Two parsers, the battery-parser and graphene-parser, are interfering with each other. The interfering can be seen after I upload test files for the battery parser:
run.calculation.concentrations, if you select any of the molecules, the subsection that describes those molecules should be called
Concentrations_Battery, but it’s called
Concentrations_Graphene instead, so somehow the battery parser is accessing the graphene parser. Also, if you click on the
name of any of the molecules, and activate
definitions in the NOMAD GUI, you can see the description that goes something like
..."e" means already attached to graphene edge, which is a description from the graphene parser.
Also, Nomad clearly shows in the
Files tab of the GUI that the correct parser is being selected (
battery for battery simulation uploads), which makes my problem so confusing to me.
Here is the link to our gitlab repo: Sign in · GitLab
If I have to grant you some access rights, tell me please.

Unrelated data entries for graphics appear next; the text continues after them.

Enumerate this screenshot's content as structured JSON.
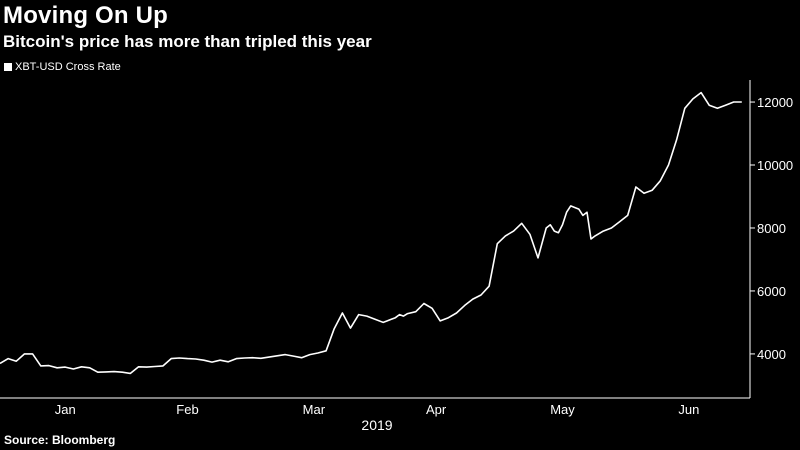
{
  "header": {
    "title": "Moving On Up",
    "subtitle": "Bitcoin's price has more than tripled this year"
  },
  "legend": {
    "label": "XBT-USD Cross Rate"
  },
  "footer": {
    "source": "Source: Bloomberg"
  },
  "colors": {
    "background": "#000000",
    "line": "#ffffff",
    "axis": "#ffffff"
  },
  "chart_data": {
    "type": "line",
    "title": "Moving On Up",
    "subtitle": "Bitcoin's price has more than tripled this year",
    "xlabel": "2019",
    "ylabel": "",
    "ylim": [
      2600,
      12700
    ],
    "xlim": [
      0,
      184
    ],
    "x_ticks": [
      {
        "label": "Jan",
        "x": 16
      },
      {
        "label": "Feb",
        "x": 46
      },
      {
        "label": "Mar",
        "x": 77
      },
      {
        "label": "Apr",
        "x": 107
      },
      {
        "label": "May",
        "x": 138
      },
      {
        "label": "Jun",
        "x": 169
      }
    ],
    "y_ticks": [
      4000,
      6000,
      8000,
      10000,
      12000
    ],
    "legend": [
      "XBT-USD Cross Rate"
    ],
    "legend_position": "top-left",
    "grid": false,
    "series": [
      {
        "name": "XBT-USD Cross Rate",
        "x": [
          0,
          2,
          4,
          6,
          8,
          10,
          12,
          14,
          16,
          18,
          20,
          22,
          24,
          26,
          28,
          30,
          32,
          34,
          36,
          38,
          40,
          42,
          44,
          46,
          48,
          50,
          52,
          54,
          56,
          58,
          60,
          62,
          64,
          66,
          68,
          70,
          72,
          74,
          76,
          78,
          80,
          82,
          84,
          86,
          88,
          90,
          92,
          94,
          95,
          96,
          97,
          98,
          99,
          100,
          102,
          104,
          106,
          108,
          110,
          112,
          114,
          116,
          118,
          120,
          122,
          124,
          126,
          128,
          130,
          132,
          134,
          135,
          136,
          137,
          138,
          139,
          140,
          141,
          142,
          143,
          144,
          145,
          146,
          148,
          150,
          152,
          154,
          156,
          158,
          160,
          162,
          164,
          166,
          168,
          170,
          172,
          174,
          176,
          178,
          180,
          182
        ],
        "values": [
          3700,
          3850,
          3770,
          4000,
          4000,
          3620,
          3630,
          3560,
          3580,
          3520,
          3590,
          3560,
          3420,
          3430,
          3440,
          3420,
          3380,
          3590,
          3580,
          3600,
          3620,
          3850,
          3870,
          3850,
          3840,
          3800,
          3740,
          3800,
          3750,
          3850,
          3870,
          3880,
          3860,
          3900,
          3940,
          3980,
          3930,
          3880,
          3980,
          4030,
          4100,
          4800,
          5300,
          4820,
          5250,
          5200,
          5100,
          5000,
          5050,
          5100,
          5150,
          5250,
          5200,
          5280,
          5340,
          5600,
          5450,
          5050,
          5150,
          5300,
          5540,
          5740,
          5870,
          6150,
          7500,
          7750,
          7900,
          8150,
          7800,
          7050,
          8000,
          8100,
          7900,
          7850,
          8100,
          8500,
          8700,
          8650,
          8600,
          8400,
          8500,
          7650,
          7750,
          7900,
          8000,
          8200,
          8400,
          9300,
          9100,
          9200,
          9500,
          10000,
          10800,
          11800,
          12100,
          12300,
          11900,
          11800,
          11900,
          12000,
          12000
        ]
      }
    ]
  }
}
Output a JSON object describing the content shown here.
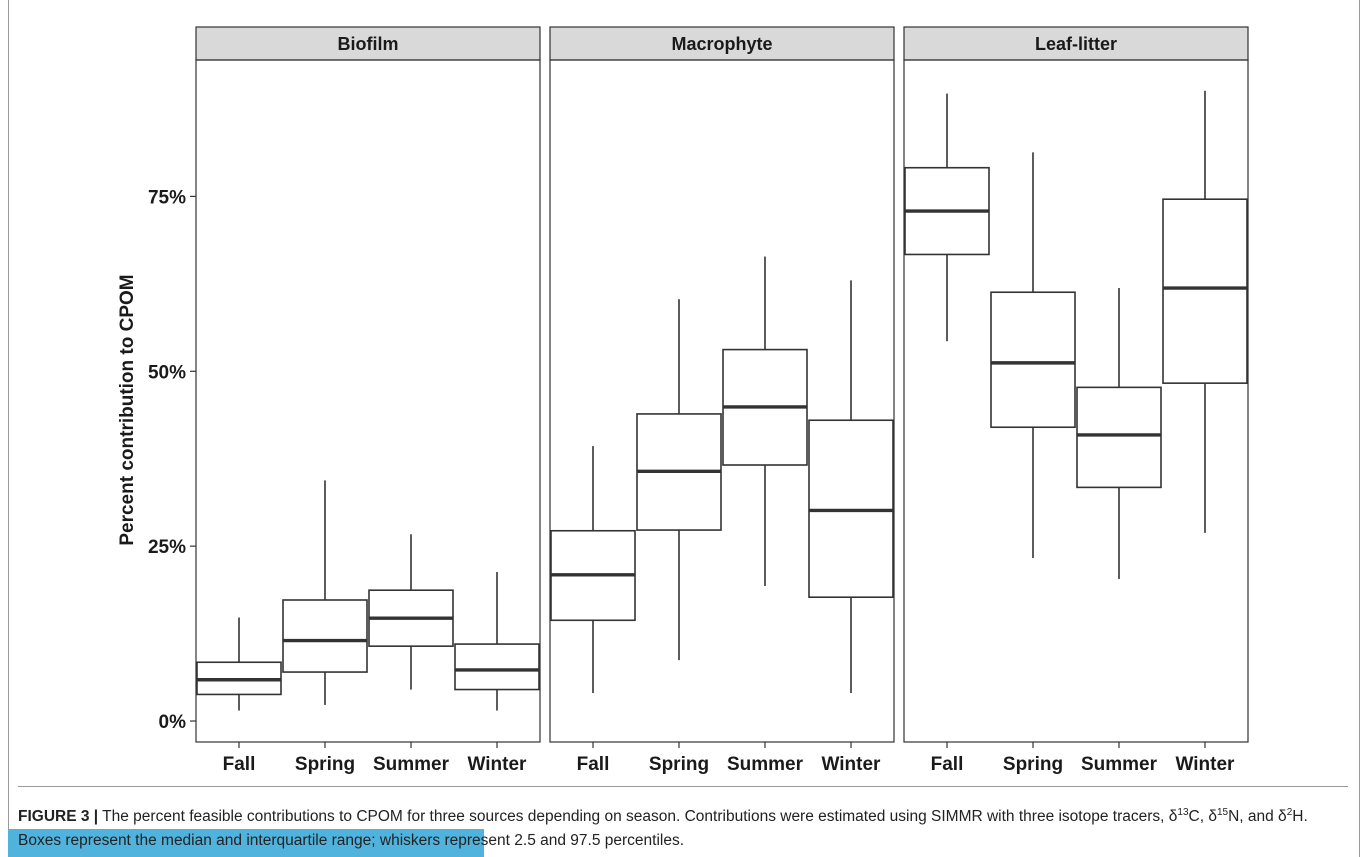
{
  "chart_data": {
    "type": "boxplot",
    "ylabel": "Percent contribution to CPOM",
    "xlabel": "",
    "ylim": [
      -0.03,
      0.945
    ],
    "yticks": [
      0,
      0.25,
      0.5,
      0.75
    ],
    "ytick_labels": [
      "0%",
      "25%",
      "50%",
      "75%"
    ],
    "grid": false,
    "categories": [
      "Fall",
      "Spring",
      "Summer",
      "Winter"
    ],
    "panels": [
      {
        "name": "Biofilm",
        "boxes": [
          {
            "category": "Fall",
            "min": 0.015,
            "q1": 0.038,
            "median": 0.059,
            "q3": 0.084,
            "max": 0.148
          },
          {
            "category": "Spring",
            "min": 0.023,
            "q1": 0.07,
            "median": 0.115,
            "q3": 0.173,
            "max": 0.344
          },
          {
            "category": "Summer",
            "min": 0.045,
            "q1": 0.107,
            "median": 0.147,
            "q3": 0.187,
            "max": 0.267
          },
          {
            "category": "Winter",
            "min": 0.015,
            "q1": 0.045,
            "median": 0.073,
            "q3": 0.11,
            "max": 0.213
          }
        ]
      },
      {
        "name": "Macrophyte",
        "boxes": [
          {
            "category": "Fall",
            "min": 0.04,
            "q1": 0.144,
            "median": 0.209,
            "q3": 0.272,
            "max": 0.393
          },
          {
            "category": "Spring",
            "min": 0.087,
            "q1": 0.273,
            "median": 0.357,
            "q3": 0.439,
            "max": 0.603
          },
          {
            "category": "Summer",
            "min": 0.193,
            "q1": 0.366,
            "median": 0.449,
            "q3": 0.531,
            "max": 0.664
          },
          {
            "category": "Winter",
            "min": 0.04,
            "q1": 0.177,
            "median": 0.301,
            "q3": 0.43,
            "max": 0.63
          }
        ]
      },
      {
        "name": "Leaf-litter",
        "boxes": [
          {
            "category": "Fall",
            "min": 0.543,
            "q1": 0.667,
            "median": 0.729,
            "q3": 0.791,
            "max": 0.897
          },
          {
            "category": "Spring",
            "min": 0.233,
            "q1": 0.42,
            "median": 0.512,
            "q3": 0.613,
            "max": 0.813
          },
          {
            "category": "Summer",
            "min": 0.203,
            "q1": 0.334,
            "median": 0.409,
            "q3": 0.477,
            "max": 0.619
          },
          {
            "category": "Winter",
            "min": 0.269,
            "q1": 0.483,
            "median": 0.619,
            "q3": 0.746,
            "max": 0.901
          }
        ]
      }
    ]
  },
  "caption": {
    "label": "FIGURE 3 |",
    "part1": " The percent feasible contributions to CPOM for three sources depending on season. Contributions were estimated using SIMMR with three isotope tracers, δ",
    "sup1": "13",
    "part2": "C, δ",
    "sup2": "15",
    "part3": "N, and δ",
    "sup3": "2",
    "part4": "H. Boxes represent the median and interquartile range; whiskers represent 2.5 and 97.5 percentiles."
  },
  "colors": {
    "strip_fill": "#d9d9d9",
    "box_stroke": "#333333",
    "highlight": "#4fb3de"
  }
}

For the battery parser, there are test files in the
tests/data folder, mainfile is
input_battery.yml. All parsers work perfectly when tested locally with the
nomad parse command.
We are so happy you are keeping working on NOMAD, even developing your own parsers. This is really an achievement
Regarding your questions:
In the computational side of NOMAD, we have the following convention for defining
workflow_name. Both namings depend on defined sections, i.e., normalization takes care of setting
method_name = 'dft' if there is a populated secion
method_name = 'gw' if there exists
run.method.gw (and so on). Something similar happens with
workflow_name, but in that case, we distinguish a basic workflow from pre-defined workflows (for example,
GeometryOptimization). The basic workflow is called
SinglePoint and happens whenever you populate a single section
run.calculation, independently whether you define
workflow2 or not in your archive.
Then the naming
SinglePoint simulation is defined in a quantity called
entry_name. The logic is a bit involved but it can be summarized in: if
workflow_name != 'SinglePoint' it takes the
method_name, but if
method_name does not exist, is still uses
workflow_name. The name also includes the chemical formula and the program name. You can check out one of the latest entries in the central NOMAD archive to see more in detail what I meant.
If you want, you can share with us how you would like to name entries, and we can take a look more in depth and help improving the naming of entries, or at least, give flexibility enough for your two parsers.
Without taking a look into the custom parsers, it is a bit complicated to know what is going on. Maybe you can give me temporary access to the KIT Gitlab and I can take a look. But, a first idea I am having that might be causing troubles is how you identify the parsers that has to be executed, i.e., how you run the
MatchingParser. Did you define some sort of identifier in
input_battery.yml to pass one or another parser? Again, this might not be the source of the issue, so I would have to take a look on the repo; let me know which info you need to invite me.
All the best,
Thanks for quick reply. @JosePizarro Please send me your gitlab username or gitlab email-adress, so I can invite you.
I helped @fabian_li with the error 2., and found out something interesting that I am not sure why it is not being resolved in the front-end.
@fabian_li here has the two parsers plugins,
battery_parser, and in both of them, there are two MSections which share the same path in the archive. These are named differently in the
metainfo.py files of each parser,
Concentrations_Battery. They share the same path as they are added as extensions of Calculation like:
m_def = Section(extends_base_section=True)
concentrations = SubSection(sub_section=Concentrations_Graphene.m_def, repeats=True)
m_def = Section(extends_base_section=True)
concentrations = SubSection(sub_section=Concentrations_Battery.m_def, repeats=True)
Thus, the problem is that both sections share the same path,
archive.run.0.calculation.0.concentrations, and my guess is that the front-end is having issues properly getting the m_def of the section; in the back-end everything works well. Is this something expected or could be somehow fixed?
@fabian_li and I talked and agree that the best practice should be to define a single MSection
Concentrations as a schema plugin and then use it for both parsers. As a side note, this can also be fixed if the sub-sections are renamed to
concentrations_battery, but I will go with the schema plugin option.